Light Is Right

May 12, 2011 | Blog

Spring is bringing warmer weather all across the northern hemisphere, with predictable results:  Meals are turning lighter and fresher, and so are the wines that work best with them.

To be sure, spring and summer can still include hearty meals involving items like grilled steaks, and they can taste very good with hearty wines like Cabernet or Zinfandel almost regardless of the ambient temperature.  Still, the fact remains that lighter food become more prominent as temperatures rise, and lighter wines with greater refreshment value rise in tandem for most consumers.

Most wine lovers are well aware of this, but those who don’t watch industry trends might not be aware of a general uptick in global appreciation of lighter, more delicate wines in recent years.  Here are a few telling indicators:

Exhibit One, The Pinot Grigio Boom:  Pinot Grigio was no big deal a decade ago, but now it has surpassed Chardonnay as the leading imported varietal wine in the United States.  Now, if you’ve had a chance to taste a fair number of Pinot Grigios, you’ll know that they don’t have a lot of flavor or character or body or alcohol or oak.  In fact, the whole point of Pinot Grigio is not what it is but what it isn’t:  It isn’t heavy, it isn’t oaky, and it isn’t Chardonnay.  It sells like crazy, and does so almost solely on the strength of being light and refreshing.

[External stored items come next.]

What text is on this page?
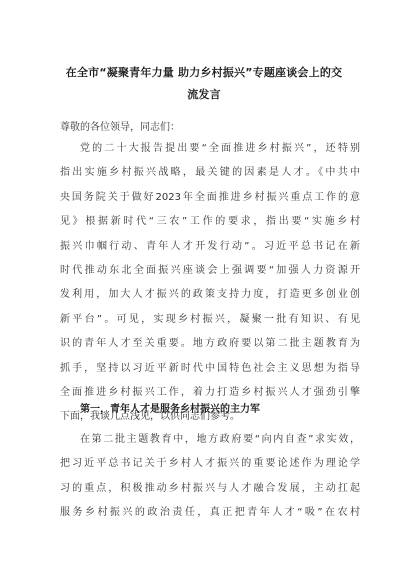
在全市“凝聚青年力量 助力乡村振兴”专题座谈会上的交
流发言
尊敬的各位领导，同志们：
党的二十大报告提出要“全面推进乡村振兴”，还特别
指出实施乡村振兴战略，最关键的因素是人才。《中共中
央国务院关于做好2023年全面推进乡村振兴重点工作的意
见》根据新时代“三农”工作的要求，指出要“实施乡村
振兴巾帼行动、青年人才开发行动”。习近平总书记在新
时代推动东北全面振兴座谈会上强调要“加强人力资源开
发利用，加大人才振兴的政策支持力度，打造更多创业创
新平台”。可见，实现乡村振兴，凝聚一批有知识、有见
识的青年人才至关重要。地方政府要以第二批主题教育为
抓手，坚持以习近平新时代中国特色社会主义思想为指导
全面推进乡村振兴工作，着力打造乡村振兴人才强劲引擎
下面，我谈几点浅见，以供同志们参考。
第一，青年人才是服务乡村振兴的主力军
在第二批主题教育中，地方政府要“向内自查”求实效，
把习近平总书记关于乡村人才振兴的重要论述作为理论学
习的重点，积极推动乡村振兴与人才融合发展，主动扛起
服务乡村振兴的政治责任，真正把青年人才“吸”在农村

Exhibit Two, The Pinot Noir Boom:  Yes, it is probably true that “Sideways” had a role in the ongoing Pinot Craze, but the movie is only sufficient to explain why some consumers took a first taste of Pinot–not why they seem to keep coming back to it despite its lightness relative to Cabernet or Shiraz.  Pinot continues to ride high on a wave of popularity and, as with Pinot Grigio, it seems clear that it is succeeding because of–not despite–its lightness.

Exhibit Three, Un-wooded Chardonnay:  Can you think of another case in which a wine (or any product, for that matter) is marketed on the basis of something that has not been done to it?  Explicitly un-wooded Chardonnays debuted about six or seven years ago in Australia, which had formerly been the worst offender among Chardonnay producing countries in making whoppingly oaky, gooey Chards.

This lends credence to the notion that un-wooded Chardonnays are part of a wider backlash, and the backlash has now spread to many other countries such as New Zealand, Chile, South Africa and the USA.  Moreover, many of those Chardonnays that are still fermented or aged in barrels now see much lower percentages of new wood, or are exposed to less aggressively toasted casks, or stay in them for a shorter period of time. 

The Upshot:  There’s still plenty of demand for Whopping Zins and Killer Cabs, but today’s consumers are far more respectful of lighter, more delicate wines than their counterparts tended to be a decade ago.  There’s no “Party Line” here on Wine Review Online, but many of our writers have been extolling the virtues of this style for years, both because of its intrinsic merit and also because wines in this style prove so versatile at the table.

So, if you are about to make a seasonal shift to lighter wines, you might ask yourself:  Should this be a merely seasonal shift, or a more enduring one?